Conditional extremes modelling is crucial in studying the dependence structure among several variables. Conditioning on one variable helps to understand the significant positive (or negative) extremal dependence of the remaining variables on the large values of the conditioning variable. This paper presented an application of bivariate threshold excess modelling approach with a positive shift factor as a time-varying threshold to the monthly maximum temperature extremes in four meteorological stations of Limpopo province, South Africa. The study considered Mara, Messina, Polokwane and Thabazimbi meteorological stations in Limpopo province. The findings of the pairwise correlation matrix revealed that Messina, Polokwane and Thabazimbi all have positive correlation on Mara, the strongest being that of Messina and the weakest being that of Polokwane. Other weak pairwise correlations were also revealed for the pairs Polokwane and Messina, Thabazimbi and Messina, and Thabazimbi and Polokwane.

In addition to pairwise correlation, digression conditioning was performed in the study. Firstly, conditioning on Thabazimbi station, the values of the estimated dependence parameters show that the maximum temperatures of Thabazimbi have a positive extremal dependence on Mara and Polokwane, and a negative extremal dependence on Messina. Secondly, conditioning on Polokwane station, the values of the estimated dependence parameters show that Mara, Messina and Thabazimbi all have negative extremal dependence on Polokwane, the strongest being that of Messina on Polokwane. Thirdly, conditioning on Messina station, the values of the estimated dependence parameters show that Mara, Polokwane and Thabazimbi all have negative extremal dependence on high-temperature values of Messina, the strongest being that of Polokwane on Messina. Lastly, conditioning on Mara station, the values of the estimated dependence parameters show that the maximum temperatures of Mara have positive extremal dependence on Messina and Thabazimbi, and negative extremal dependence on Polokwane. The strongest positive conditional extremal dependence was revealed to be that of Thabazimbi on Mara. This suggests that the occurrence of extreme high temperature in Mara would imply some extreme high temperature at Thabazimbi. This explanation is similar for all meteorological stations with conditional significant positive extremal dependence, while the opposite is true for meteorological stations with significant negative extremal dependence.

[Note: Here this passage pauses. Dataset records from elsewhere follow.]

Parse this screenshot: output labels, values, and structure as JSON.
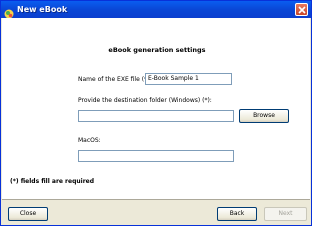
{
  "window": {
    "title": "New eBook",
    "icon": "app-icon",
    "close_icon": "close-icon"
  },
  "form": {
    "heading": "eBook generation settings",
    "exe_name_label": "Name of the EXE file (*):",
    "exe_name_value": "E-Book Sample 1",
    "dest_folder_label": "Provide the destination folder (Windows) (*):",
    "dest_folder_value": "",
    "browse_label": "Browse",
    "macos_label": "MacOS:",
    "macos_value": "",
    "required_note": "(*) fields fill are required"
  },
  "footer": {
    "close_label": "Close",
    "back_label": "Back",
    "next_label": "Next",
    "next_disabled": true
  },
  "colors": {
    "titlebar": "#0a5df0",
    "dialog_bg": "#ece9d8",
    "content_bg": "#ffffff",
    "close_button": "#c9472b"
  }
}
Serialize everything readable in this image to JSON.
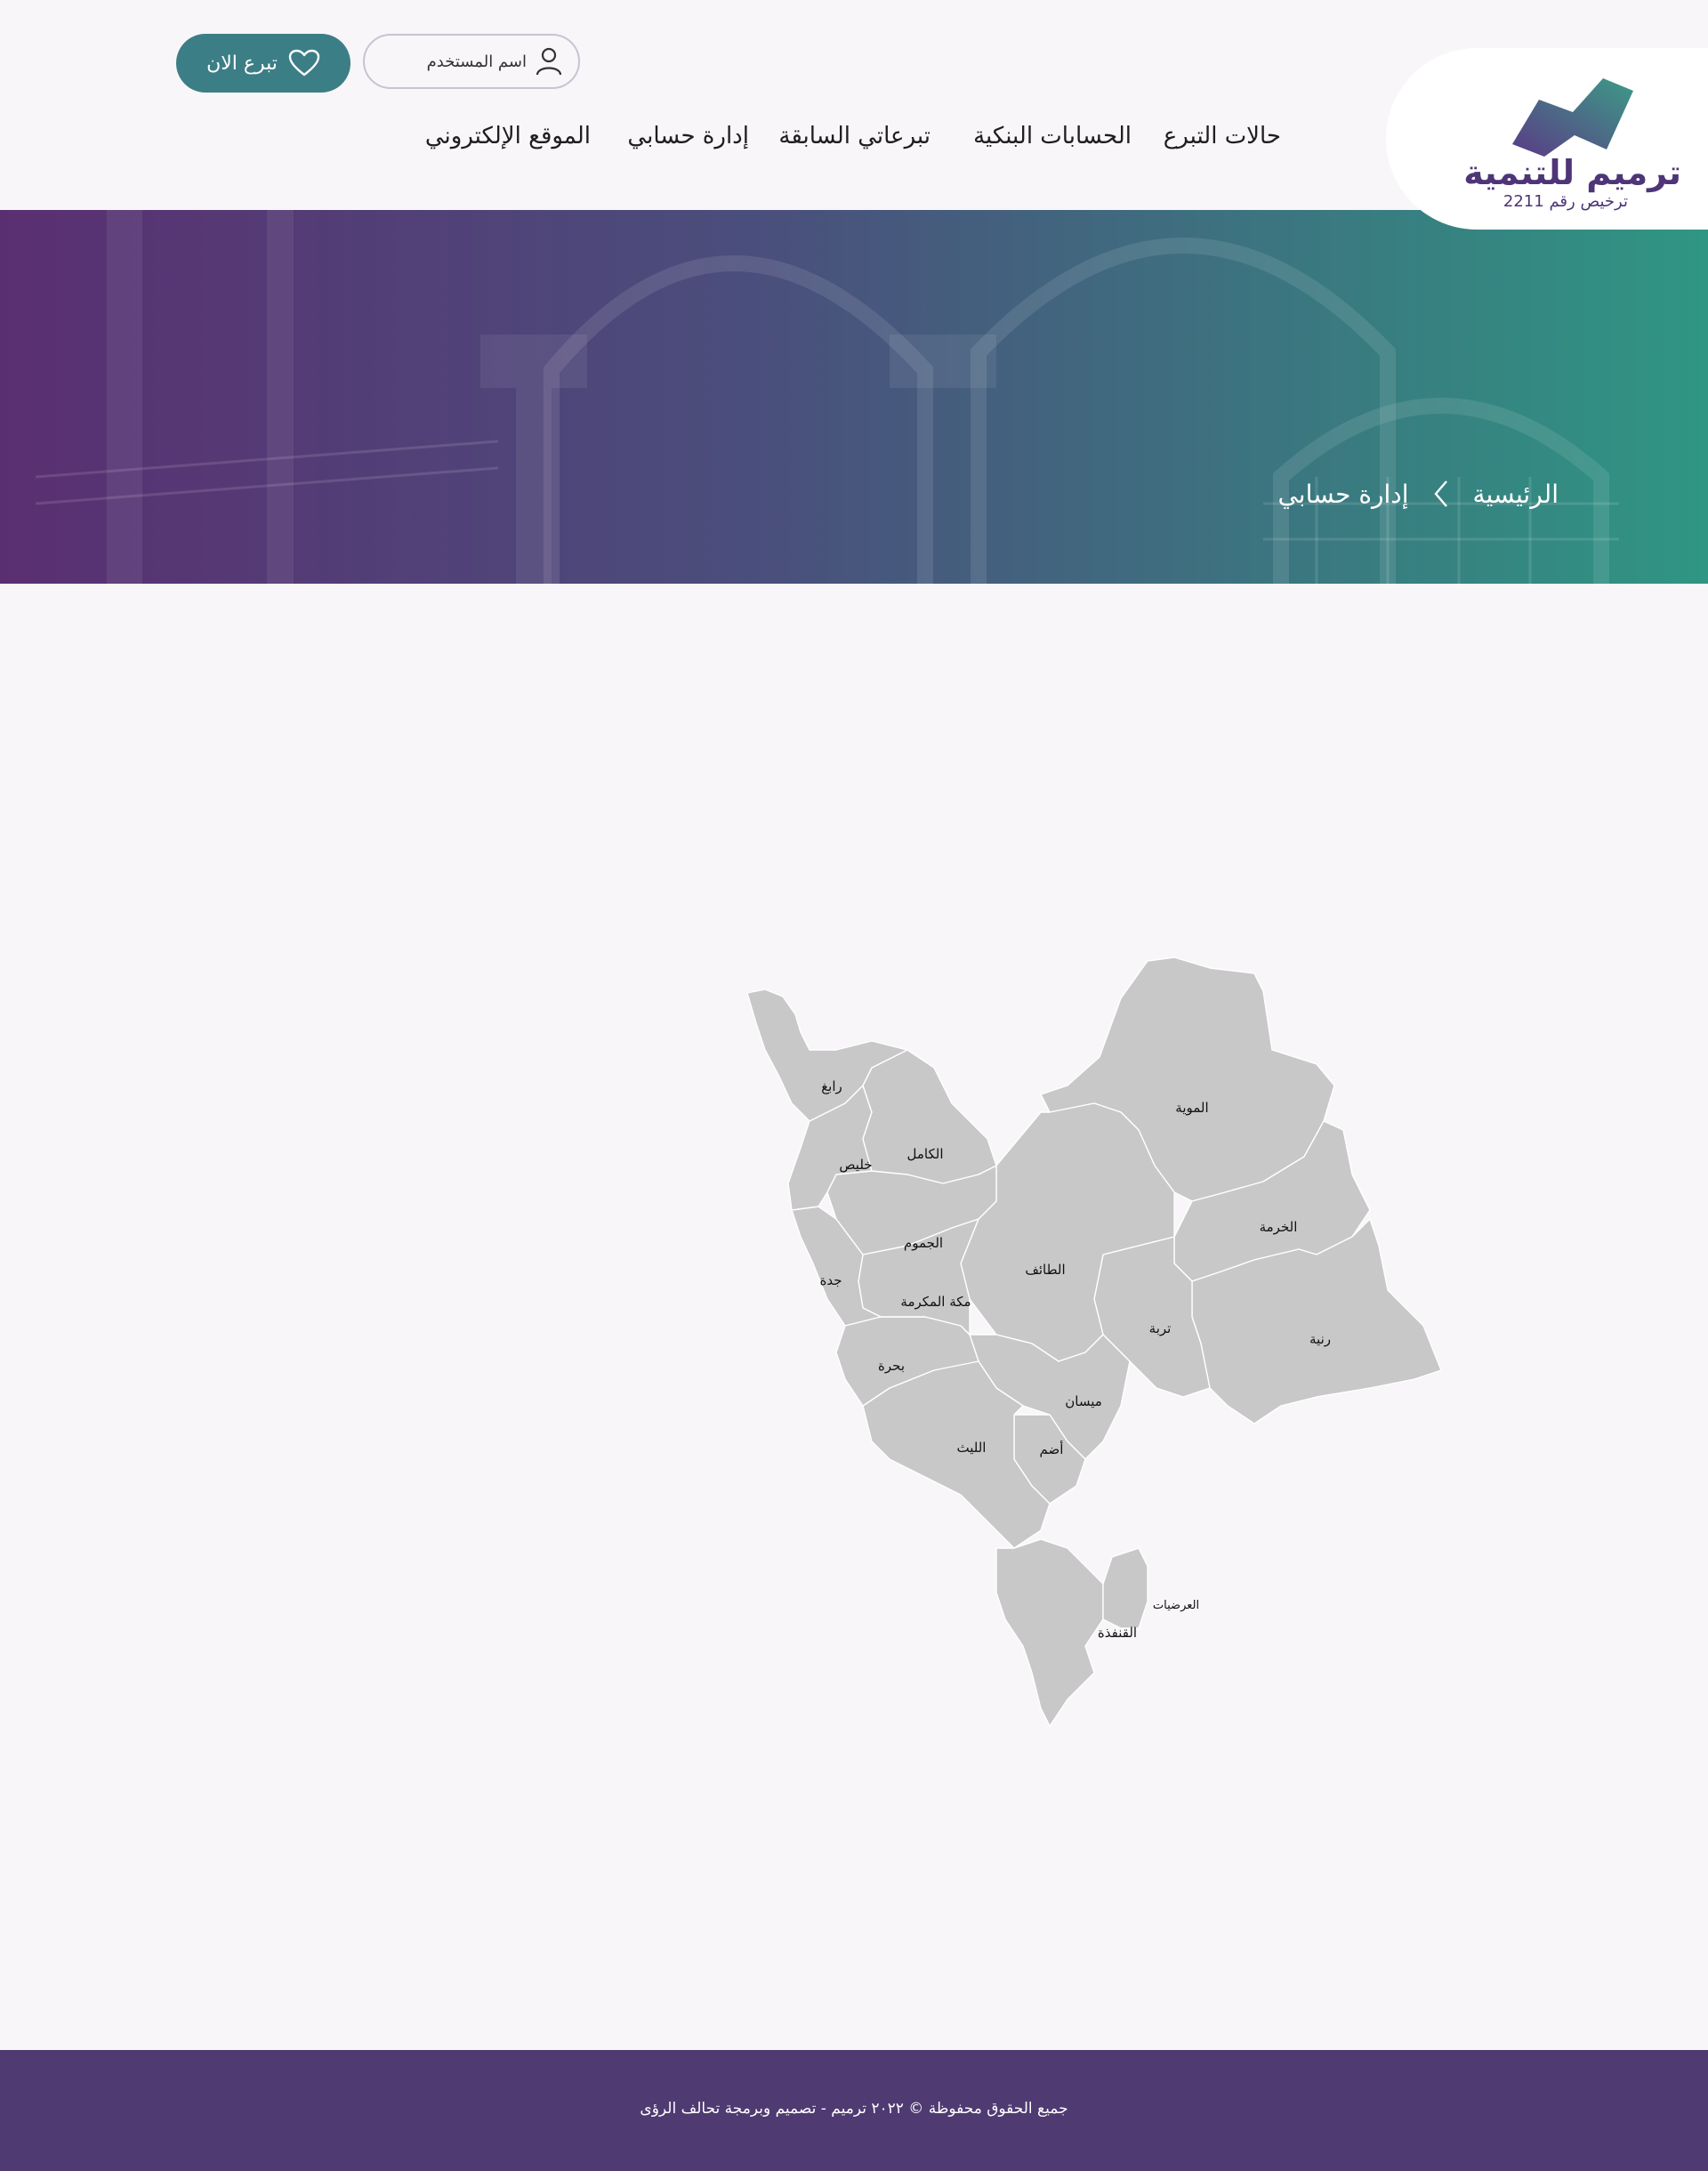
{
  "header": {
    "logo": {
      "title": "ترميم للتنمية",
      "subtitle": "ترخيص رقم 2211"
    },
    "nav": [
      {
        "label": "حالات التبرع"
      },
      {
        "label": "الحسابات البنكية"
      },
      {
        "label": "تبرعاتي السابقة"
      },
      {
        "label": "إدارة حسابي"
      },
      {
        "label": "الموقع الإلكتروني"
      }
    ],
    "user_button": {
      "label": "اسم المستخدم",
      "icon": "user-icon"
    },
    "donate_button": {
      "label": "تبرع الان",
      "icon": "heart-icon"
    },
    "colors": {
      "brand_purple": "#4e3577",
      "brand_teal": "#3c7e86"
    }
  },
  "hero": {
    "breadcrumb": {
      "home": "الرئيسية",
      "current": "إدارة حسابي",
      "separator_icon": "chevron-left-icon"
    }
  },
  "map": {
    "regions": [
      {
        "name": "رابغ"
      },
      {
        "name": "خليص"
      },
      {
        "name": "الكامل"
      },
      {
        "name": "الجموم"
      },
      {
        "name": "جدة"
      },
      {
        "name": "مكة المكرمة"
      },
      {
        "name": "بحرة"
      },
      {
        "name": "الطائف"
      },
      {
        "name": "الموية"
      },
      {
        "name": "الخرمة"
      },
      {
        "name": "تربة"
      },
      {
        "name": "رنية"
      },
      {
        "name": "ميسان"
      },
      {
        "name": "أضم"
      },
      {
        "name": "الليث"
      },
      {
        "name": "العرضيات"
      },
      {
        "name": "القنفذة"
      }
    ],
    "fill_color": "#c8c8c8",
    "border_color": "#ffffff"
  },
  "footer": {
    "text": "جميع الحقوق محفوظة © ٢٠٢٢ ترميم - تصميم وبرمجة تحالف الرؤى",
    "background": "#4f3a72"
  }
}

The major contribution of this paper is in using a penalised cubic smoothing spline to perform a nonlinear detrending of the temperature data before fitting bivariate threshold excess models based on Laplace margins to positive residuals above the threshold and a positive shift factor as a time-varying threshold to capture the climate change effects in the data. The existing gap in the literature was in combining these two approaches in conditional extremes dependence modelling. The overall significance of this bivariate conditional extremes dependence modelling study lies in quantifying the dependence effects of maximum temperature extremes amongst the various meteorological stations in order to reveal some useful information needed for planning by climatologists, meteorologists, agriculturalists, decision-makers, and planners in the energy sector among others.

Future studies in extremal dependence modelling of temperature extremes may consider exploring the use of extreme value copulas, although this approach demand paying special attention to asymptotic independence. With the increased availability of meteorological stations, another important consideration in the future will be an investigation of spatio-temporal dependence between temperature extremes using the conditional extremes model (Dutfoy et al. 2014; Heffernan and Tawn 2004).